There is a framed scripture text right at the front door of our house. It is from Solomon's prayer in 1 Kings 8:56—"Not one word has failed of all his good promise." For many years that verse hung on the wall of my wife's parents house. When Anne's mother died last summer at the age of 97, we placed the beautiful inscription on the wall of our entrance room. Anne's parents lost their youngest son and Anne lost a dear brother, when he was a high school student, in a car accident.

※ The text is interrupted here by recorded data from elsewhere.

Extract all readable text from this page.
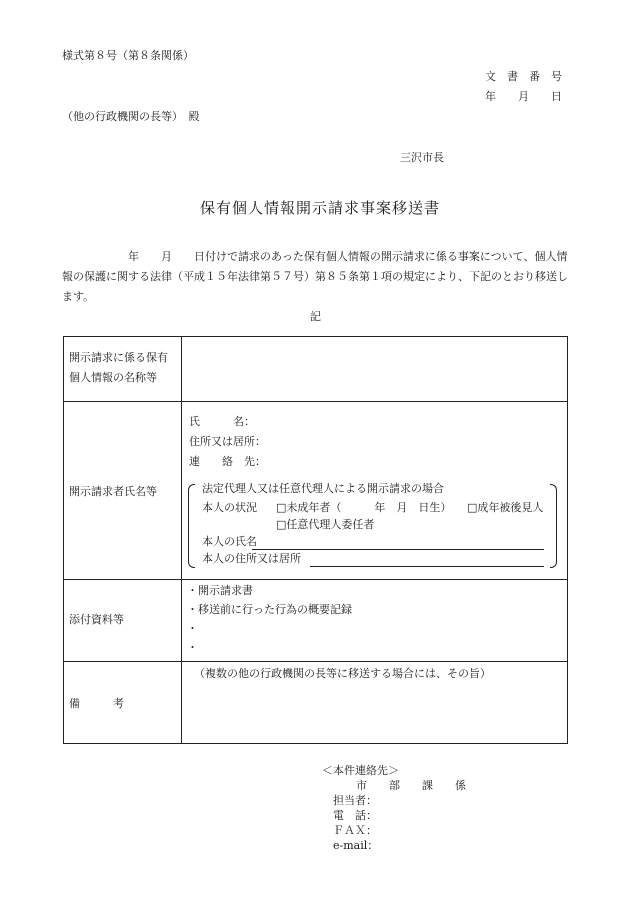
様式第８号（第８条関係）
文　書　番　号
年　　月　　日
（他の行政機関の長等）　殿
三沢市長
保有個人情報開示請求事案移送書
　　　　　　年　　月　　日付けで請求のあった保有個人情報の開示請求に係る事案について、個人情報の保護に関する法律（平成１５年法律第５７号）第８５条第１項の規定により、下記のとおり移送します。
記
開示請求に係る保有
個人情報の名称等
開示請求者氏名等
氏　　　名：
住所又は居所：
連　　絡　先：
法定代理人又は任意代理人による開示請求の場合
本人の状況 □未成年者（　　　年　月　日生） □成年被後見人
□任意代理人委任者
本人の氏名
本人の住所又は居所
添付資料等
・開示請求書
・移送前に行った行為の概要記録
・
・
備　　　考
（複数の他の行政機関の長等に移送する場合には、その旨）
＜本件連絡先＞
市　　部　　課　　係
担当者：
電　話：
ＦＡＸ：
e-mail：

In the midst of their grief, Anne's father and mother selected this verse to sum up what had happened to them: "Not one word has failed of all his good promise." That was difficult to understand at first—even impossible—but gradually the light began to shine in the darkness and they saw, they understood, they believed that indeed "not one word has failed of all his good promise."
Psalm 25 is marked throughout by a patient waiting, an enduring trust, even when enemies attack, and sins afflict, and troubles overwhelm. At the end of the Psalm, David is still waiting, still trusting, enduring, continuing, persevering. "I wait for you," he writes in verse 21. God doesn't always help us right away; He doesn't defeat our enemies at once. He doesn't immediately bring us the assurance of forgiveness. He doesn't take away all our troubles when we want him to. But he does. He will.
"The "the light shines in the darkness, and the darkness has not—and cannot—overcome it."
Prayer
Our Father, in you we trust. Let us not be put to shame. Defeat all your enemies, all the enemies of your people and of your truth.
Remember your mercy, O Lord, and your steadfast love. Forgive us our sins, and make us to know your ways, for you are the God of our salvation.
Be with those who are experiencing deep trouble—the lonely and afflicted, the hurt and the disappointed, the fearful and the sick. Turn to them, O Lord, and be gracious to them.
And enable us all, our Father, to wait for you—to wait in joy and with calm and patient hearts—knowing that you will not fail us, for yours is the kingdom and the power and the glory, forever. Amen.